Dr. Gayane Novikova
September 15, 2017
The South Caucasus region is among the most vulnerable parts of Eurasia. Several external and internal factors greatly contribute to its instability. None can be analyzed separately owing to their interconnection, interaction, and mutual influence.
The most important factors have been defined by unresolved conflicts and the existence of three types of statehood in the region: Armenia, Azerbaijan, and Georgia are internationally recognized states; Abkhazia and South Ossetia are semi-recognized state entities; and the Republic of Artsakh (until February, 2017, the Nagorno Karabakh Republic) still is not recognized by any state. The vulnerability of the South Caucasus is rooted also in a lack of a very notion of regional security system: three main stakeholders of this area — Armenia, Azerbaijan, and Georgia — bind their own security mainly to the different external powers. Moreover, unlike Georgia and Armenia, Azerbaijan builds and maintains its security without actively cooperating with or being engaged in, any political-military bloc. To different degrees, each of these states has been excluding its immediate neighbor(s) from its security orbit.
Furthermore, the South Caucasus, being in a close proximity to the Middle East, faces the risk of becoming a target of the different Islamist terrorist organizations, that penetrate this region mainly from Syria, Turkey, and Afghanistan, as well as from the North Caucasus.

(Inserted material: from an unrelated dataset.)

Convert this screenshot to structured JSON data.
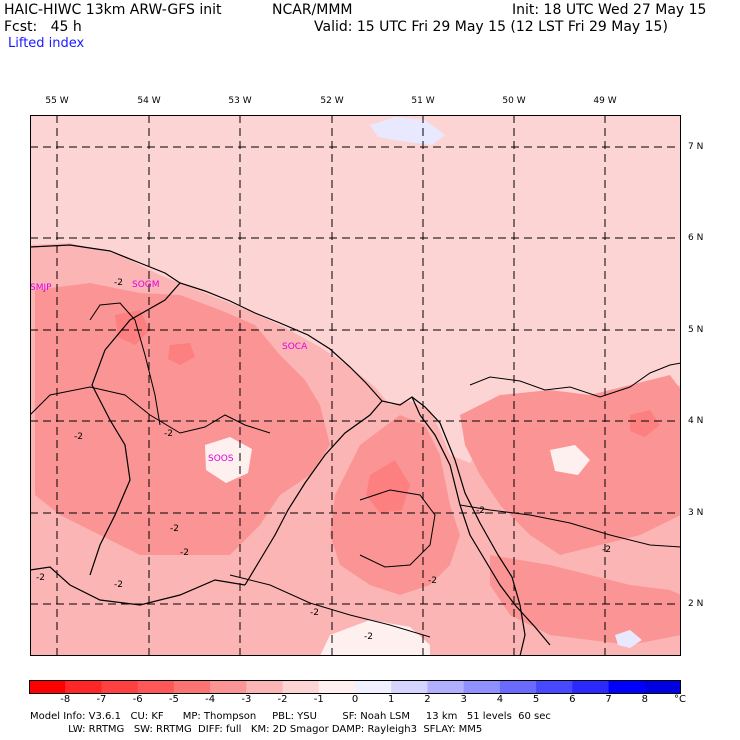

Armenia’s security is quite sensitive to developments in the Middle East, especially in regard to a) the situation in Syria and the flow of Syrian refugees mainly of Armenian descent into Armenia, b) the Turkish-Iranian relations, and c) the regional implications of the Kurdish referendum on independence from Iraq.
And, finally, the degree of instability in the South Caucasus has been defined also by the increasing or decreasing involvement in the regional processes of external powers, such as Russia, Turkey, Iran, the EU, and the U.S., and their interaction with each other. Any complications between the main external — to the South Caucasus — powers can lead to drastic changes in the security situation in this area.
Although the internal instability in all state entities of the South Caucasus has different roots, the external factors influence the internal developments of these states significantly. In particular, a lack of strategic vision by Armenia’s political elites, combined with internal political, economic, and social problems, increases the vulnerability of Armenia to external threats.
From the security view point the case of Armenia is the most complicated. In many ways it has been characterized by its direct involvement in the Nagorniy Karabakh (NK) conflict and full-scale political, economic, diplomatic, and military support to the unrecognized Republic of Artsakh. This factor lies at the foundation of Armenia’s relationships with all its neighbors and limits its maneuverability. It does not have diplomatic relations with Turkey and Azerbaijan — two of its immediate neighbors; it tries to achieve as highest as possible level of partnership with Georgia, and it seeks to preserve balanced relations with Iran. In the meantime, the Armenia-Russia relationship in many ways influences Armenia’s relationships with its immediate neighbors.